It all started innocently enough. My husband and I were in the porch discussing the day and somehow we got onto the subject of YouTube videos. How easy it is to get sucked down their black hole. How you come out on the other side to discover you’ve spent the last hour watching videos of women trying to parallel park.
But then he told me about the ultimate YouTube black hole. Before I tell you about it, let me just finish my lunch. In fact, let’s talk about rainbows or forests or swimming pools or apples for a second in the meantime so I can get this toasted tomato sandwich down. Because the mere thought of even broaching this subject makes me lose my appetite.
OK. I scarfed it.
Ready?
Dr. Pimple Popper.
He said these words so nonchalantly I had zero hint of the gravity of their impact. He went on to explain that Dr. Pimple Popper is this beautiful Asian woman in California who is a dermatologist. And she makes videos of her most outrageous, well, pops: giant blackheads, ripe pimples, oozing abscesses, what have you. Then she posts the videos online for the world to see.
So what is a girl supposed to do? Of course I had to check this out tout de suite. I mean, are we living here or are we pretending to live? So I pulled out my phone, typed in her name and all of a sudden I was watching a video of pus coming out of an earlobe with such ferociousness I had to throw the phone at my husband.
“No. I cannot do this.”
He semi-smiled, semi-shrugged and was ready to change the subject.
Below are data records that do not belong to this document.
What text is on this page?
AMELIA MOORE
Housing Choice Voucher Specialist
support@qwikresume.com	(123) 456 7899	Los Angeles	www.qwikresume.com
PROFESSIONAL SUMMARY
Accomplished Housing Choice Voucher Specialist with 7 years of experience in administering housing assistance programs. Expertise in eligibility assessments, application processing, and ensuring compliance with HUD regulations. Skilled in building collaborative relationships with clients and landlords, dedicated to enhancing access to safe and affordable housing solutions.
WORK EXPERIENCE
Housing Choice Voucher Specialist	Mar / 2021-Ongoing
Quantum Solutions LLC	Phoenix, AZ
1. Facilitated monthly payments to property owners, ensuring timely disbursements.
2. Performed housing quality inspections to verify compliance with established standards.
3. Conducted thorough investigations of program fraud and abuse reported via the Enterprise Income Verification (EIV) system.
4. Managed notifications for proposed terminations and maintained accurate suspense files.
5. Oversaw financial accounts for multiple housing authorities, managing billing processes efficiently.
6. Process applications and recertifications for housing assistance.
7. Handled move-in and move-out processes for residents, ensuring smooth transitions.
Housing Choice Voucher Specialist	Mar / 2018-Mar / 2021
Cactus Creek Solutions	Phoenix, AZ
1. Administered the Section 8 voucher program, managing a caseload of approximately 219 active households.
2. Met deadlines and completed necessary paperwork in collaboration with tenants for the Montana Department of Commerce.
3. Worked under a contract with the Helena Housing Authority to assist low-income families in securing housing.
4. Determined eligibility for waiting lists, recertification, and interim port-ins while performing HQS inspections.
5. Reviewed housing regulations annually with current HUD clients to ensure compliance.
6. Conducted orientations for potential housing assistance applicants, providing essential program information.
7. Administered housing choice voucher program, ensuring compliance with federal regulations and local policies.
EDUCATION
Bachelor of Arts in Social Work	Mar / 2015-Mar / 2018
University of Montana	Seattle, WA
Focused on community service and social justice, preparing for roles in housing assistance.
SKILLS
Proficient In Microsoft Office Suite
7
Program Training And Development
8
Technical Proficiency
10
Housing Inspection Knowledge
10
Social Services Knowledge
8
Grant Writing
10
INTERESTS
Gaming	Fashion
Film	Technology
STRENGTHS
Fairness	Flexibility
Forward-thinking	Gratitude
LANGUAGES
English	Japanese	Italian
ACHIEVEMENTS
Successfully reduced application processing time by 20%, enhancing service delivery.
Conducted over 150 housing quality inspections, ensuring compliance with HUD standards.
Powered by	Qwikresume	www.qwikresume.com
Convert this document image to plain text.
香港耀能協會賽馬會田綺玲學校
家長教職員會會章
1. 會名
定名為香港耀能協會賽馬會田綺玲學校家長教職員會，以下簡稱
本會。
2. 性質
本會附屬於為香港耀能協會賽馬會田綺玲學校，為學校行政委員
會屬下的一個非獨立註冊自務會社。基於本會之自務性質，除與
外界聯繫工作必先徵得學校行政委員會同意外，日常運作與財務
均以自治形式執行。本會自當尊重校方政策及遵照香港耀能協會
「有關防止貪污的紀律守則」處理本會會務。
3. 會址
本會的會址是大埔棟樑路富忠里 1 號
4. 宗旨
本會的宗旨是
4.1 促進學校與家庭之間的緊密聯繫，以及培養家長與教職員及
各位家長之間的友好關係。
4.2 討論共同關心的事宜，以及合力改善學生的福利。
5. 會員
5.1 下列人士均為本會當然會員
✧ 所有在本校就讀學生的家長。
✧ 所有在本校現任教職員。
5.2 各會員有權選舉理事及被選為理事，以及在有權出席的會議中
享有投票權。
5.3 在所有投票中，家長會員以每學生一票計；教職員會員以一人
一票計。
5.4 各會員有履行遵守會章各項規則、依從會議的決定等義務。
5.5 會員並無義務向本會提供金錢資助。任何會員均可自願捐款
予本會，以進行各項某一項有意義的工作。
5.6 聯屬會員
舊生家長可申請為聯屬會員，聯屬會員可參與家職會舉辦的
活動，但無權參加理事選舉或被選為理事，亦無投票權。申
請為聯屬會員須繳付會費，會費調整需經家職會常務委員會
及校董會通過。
But that video. That ooze. For a few minutes, I wanted to see more as much as I did not want to see more so I half-listened to my husband talk about something else.
And then:
“Pass me my phone back, please.”
So I watched it. And then I watched another video of a man getting blackheads removed from his back. And then one of a giant blackhead coming out like a plug.
Listen, if you’re grossed out, please believe me when I tell you I am toning this down for your benefit. And by toning down, I mean I’m hardly even telling the truth my version is so tame.
The question is: What is it about pimple popping that makes it even marginally interesting? I mean, it’s gross, isn’t it? It’s super gross. But, let’s face it, it’s fascinating too. Isn’t it? It is. And it’s satisfying. It is something bad that you were able to squeeze out of your own body and get rid of. It’s like the ultimate houseclean.
However, Dr. Pimple Popper has brought things to a new level. I mean, this wasn’t a before-bed squeeze, there was mass and girth involved in the stuff she was excising. And at 2:40 a.m. there I was awake unable to think of anything but. No matter what I did to try to go back to sleep, the images stayed with me, as if on a constant loop. The absoluteness of the disgustingness. The fact that this, my friends, was real. Not some kind of Walking Dead makeup trickery. This was absolutely horrific stuff getting pulled out of the human body. And it was something that I would never, ever be able to unsee.
Then I spent the next hour wondering about the people who had these afflictions. How had they let things get so far gone? I mean the earlobe abscess was the size of a plum. The blackhead the diameter of a pencil eraser. What in the world were they thinking?
It’s then I realized that YouTube is something to be handled with the greatest care. Not just for the time suck that it often results in, but that there are things in this world that just shouldn’t be witnessed.